For a breathless moment, it felt as though the roles had reversed—as if the one standing before him was not his son, but something far greater.

Then the Emperor laughed—a deep, joyful sound.

"Well," he said, turning to the stunned eunuchs, "it seems my son has courage."

That night, an imperial edict was written.

Imperial Edict

"By the Mandate of Heaven,

The First Prince, Xu Chen, is exempt from kneeling or bowing to any within the Xu Kingdom.

This decree shall take effect from his first birthday onward.

Those who disobey shall be punished accordingly."

The court exploded.

Ministers knelt in shock.

The harem whispered in disbelief.

Zhao Ruyin shattered a teacup in her sleeve.

"Exempt from bowing?" she whispered hoarsely. "Even before the ancestors?"

Her nails dug into her palm.

On the day of the prince's first birthday, the palace overflowed with nobles.

They expected laughter.

They expected chaos.

Instead, Xu Chen stood quietly beside the Empress, dressed in imperial white, watching the court with calm, ancient eyes.

When ministers bowed—

He did not.

And something unseen pressed down upon them, forcing their spines lower.

High above the mortal sky, a Heavenly Dao trembled.

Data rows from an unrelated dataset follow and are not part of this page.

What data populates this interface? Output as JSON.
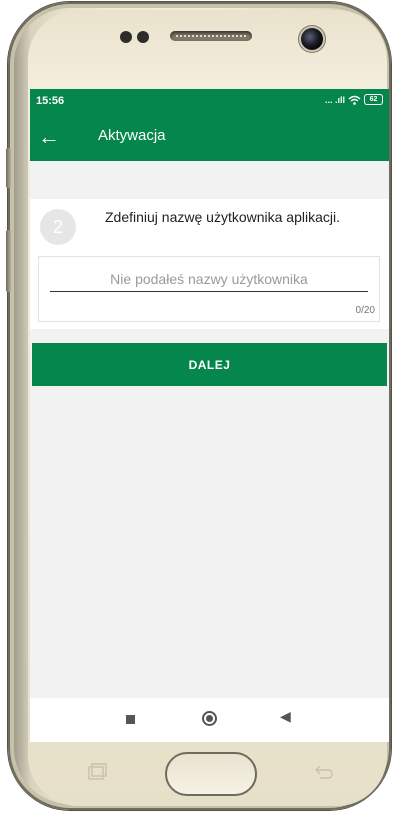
{
  "status_bar": {
    "time": "15:56",
    "signal_text": "... .ıll",
    "battery": "62"
  },
  "app_bar": {
    "back_icon": "arrow-left-icon",
    "title": "Aktywacja"
  },
  "step": {
    "number": "2",
    "instruction": "Zdefiniuj nazwę użytkownika aplikacji."
  },
  "username_field": {
    "value": "",
    "placeholder": "Nie podałeś nazwy użytkownika",
    "counter": "0/20"
  },
  "next_button": {
    "label": "DALEJ"
  },
  "colors": {
    "brand": "#05864d",
    "background": "#f2f2f2"
  },
  "nav_bar": {
    "icons": [
      "recents-square-icon",
      "home-circle-icon",
      "back-triangle-icon"
    ]
  }
}
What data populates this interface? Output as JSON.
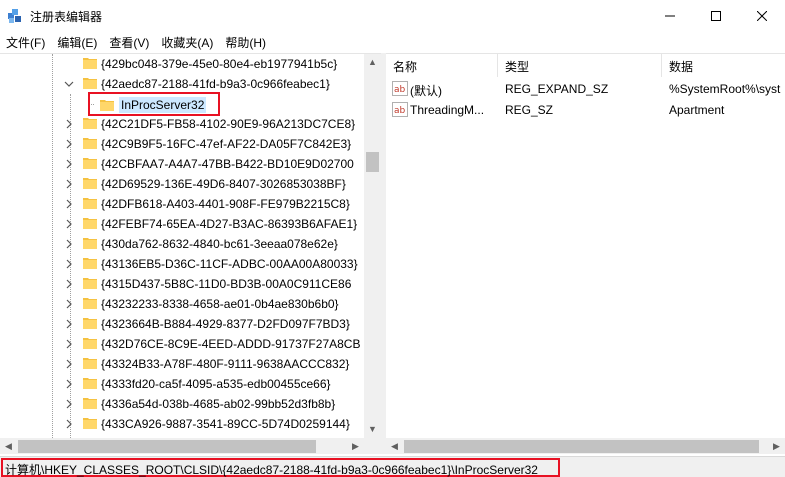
{
  "window": {
    "title": "注册表编辑器",
    "app_icon": "regedit-icon",
    "controls": {
      "minimize": "—",
      "maximize": "☐",
      "close": "✕"
    }
  },
  "menu": {
    "file": "文件(F)",
    "edit": "编辑(E)",
    "view": "查看(V)",
    "favorites": "收藏夹(A)",
    "help": "帮助(H)"
  },
  "tree": {
    "parent_above": "{429bc048-379e-45e0-80e4-eb1977941b5c}",
    "expanded_key": "{42aedc87-2188-41fd-b9a3-0c966feabec1}",
    "selected_key": "InProcServer32",
    "keys_below": [
      "{42C21DF5-FB58-4102-90E9-96A213DC7CE8}",
      "{42C9B9F5-16FC-47ef-AF22-DA05F7C842E3}",
      "{42CBFAA7-A4A7-47BB-B422-BD10E9D02700",
      "{42D69529-136E-49D6-8407-3026853038BF}",
      "{42DFB618-A403-4401-908F-FE979B2215C8}",
      "{42FEBF74-65EA-4D27-B3AC-86393B6AFAE1}",
      "{430da762-8632-4840-bc61-3eeaa078e62e}",
      "{43136EB5-D36C-11CF-ADBC-00AA00A80033}",
      "{4315D437-5B8C-11D0-BD3B-00A0C911CE86",
      "{43232233-8338-4658-ae01-0b4ae830b6b0}",
      "{4323664B-B884-4929-8377-D2FD097F7BD3}",
      "{432D76CE-8C9E-4EED-ADDD-91737F27A8CB",
      "{43324B33-A78F-480F-9111-9638AACCC832}",
      "{4333fd20-ca5f-4095-a535-edb00455ce66}",
      "{4336a54d-038b-4685-ab02-99bb52d3fb8b}",
      "{433CA926-9887-3541-89CC-5D74D0259144}"
    ]
  },
  "list": {
    "headers": {
      "name": "名称",
      "type": "类型",
      "data": "数据"
    },
    "values": [
      {
        "name": "(默认)",
        "type": "REG_EXPAND_SZ",
        "data": "%SystemRoot%\\syst"
      },
      {
        "name": "ThreadingM...",
        "type": "REG_SZ",
        "data": "Apartment"
      }
    ]
  },
  "status": {
    "path": "计算机\\HKEY_CLASSES_ROOT\\CLSID\\{42aedc87-2188-41fd-b9a3-0c966feabec1}\\InProcServer32"
  },
  "colors": {
    "highlight_border": "#e81123",
    "selection_bg": "#cce8ff",
    "folder": "#f5c242"
  }
}
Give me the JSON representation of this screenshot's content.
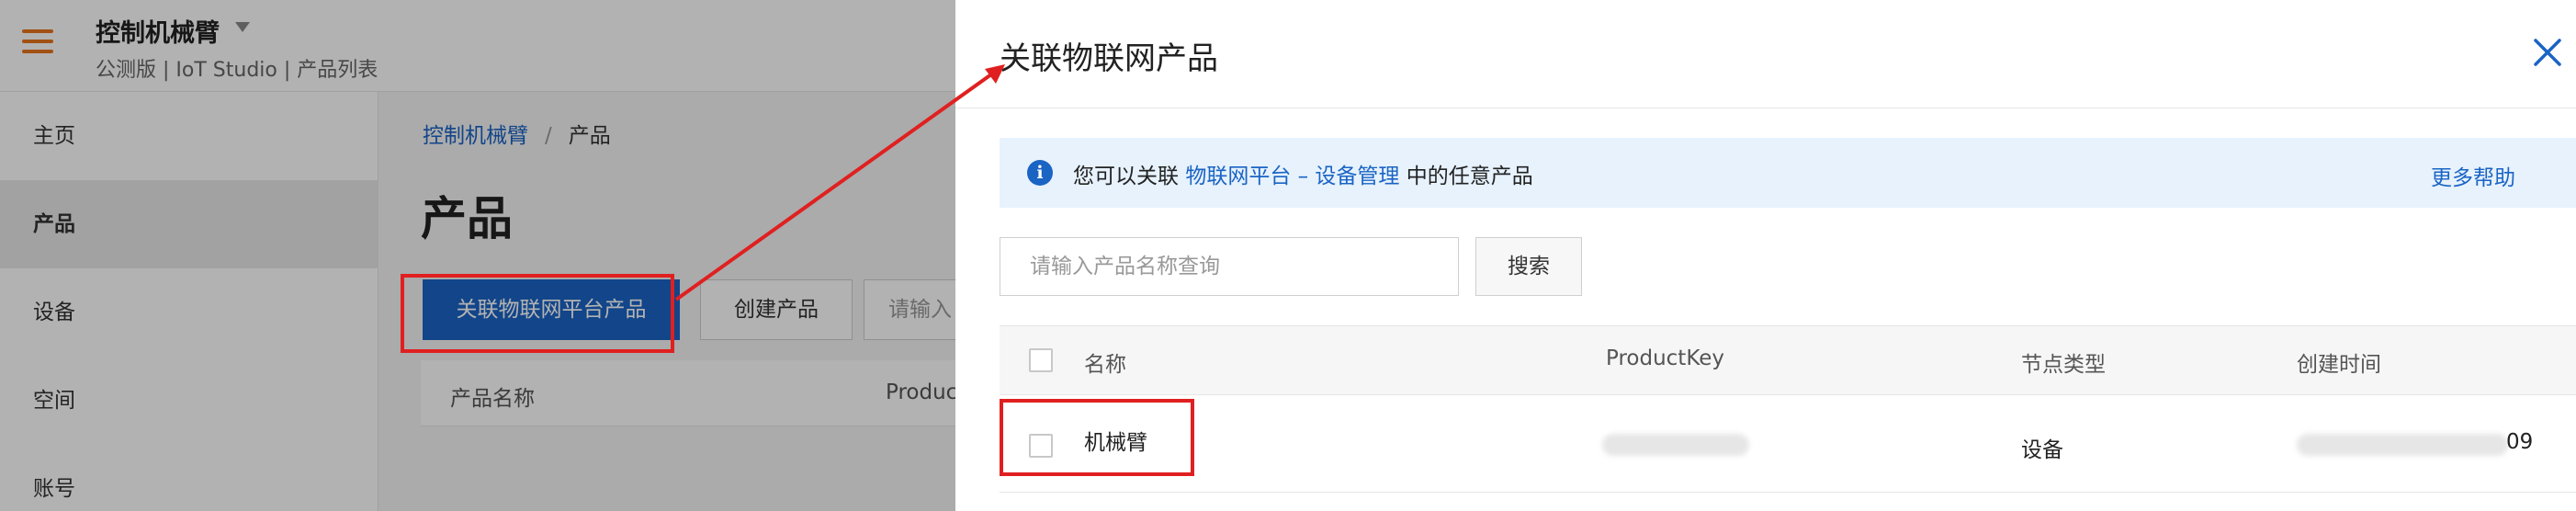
{
  "app": {
    "title": "控制机械臂",
    "subtitle": "公测版 | IoT Studio | 产品列表"
  },
  "sidebar": {
    "items": [
      {
        "label": "主页",
        "active": false
      },
      {
        "label": "产品",
        "active": true
      },
      {
        "label": "设备",
        "active": false
      },
      {
        "label": "空间",
        "active": false
      },
      {
        "label": "账号",
        "active": false
      }
    ]
  },
  "main": {
    "breadcrumb": {
      "root": "控制机械臂",
      "separator": "/",
      "current": "产品"
    },
    "page_title": "产品",
    "buttons": {
      "link_product": "关联物联网平台产品",
      "create_product": "创建产品",
      "search_partial": "请输入"
    },
    "table_headers": {
      "name": "产品名称",
      "product_key_partial": "Produc"
    }
  },
  "drawer": {
    "title": "关联物联网产品",
    "close_icon": "close-icon",
    "notice": {
      "icon": "info-icon",
      "text_prefix": "您可以关联",
      "link_text": "物联网平台 – 设备管理",
      "text_suffix": "中的任意产品",
      "help_link": "更多帮助"
    },
    "search": {
      "placeholder": "请输入产品名称查询",
      "value": "",
      "button_label": "搜索"
    },
    "table": {
      "headers": {
        "name": "名称",
        "product_key": "ProductKey",
        "node_type": "节点类型",
        "created_time": "创建时间"
      },
      "rows": [
        {
          "name": "机械臂",
          "product_key": "",
          "node_type": "设备",
          "created_time_suffix": "09"
        }
      ]
    }
  },
  "colors": {
    "accent_blue": "#1a64c4",
    "annotation_red": "#e02020",
    "hamburger_orange": "#e8751e",
    "notice_bg": "#e7f2fd"
  }
}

By the time Prince Xu Chen turned two, the inner palace had learned a strange rule—

Do not provoke the First Prince.

Not because he cried.

Not because he threw tantrums.

But because nothing ever went wrong around him—unless it was meant to.

This realization unsettled Noble Consort Zhao Ruyin more than any omen.

She stood within her pavilion, fingers resting on a chessboard no one had touched. The pieces were arranged perfectly, yet her gaze lingered on the black king.

"A child," she said softly. "No matter how auspicious, no matter how favored… is still a child."

This time, she would not test.

This time, she would end it.

The scheme was flawless.

The Emperor planned to take the Empress and the Prince to the Autumn Ancestral Temple, a sacred site outside the capital. Zhao Ruyin arranged everything through layers of intermediaries—bribed guards, altered carriage routes, a collapsing mountain path timed precisely with a scheduled incense offering.

No poison.

No servants.

No direct touch.

Only accident.

Even if suspicion arose, no thread would lead back to her.

The night before departure, Zhao Ruyin finally slept peacefully.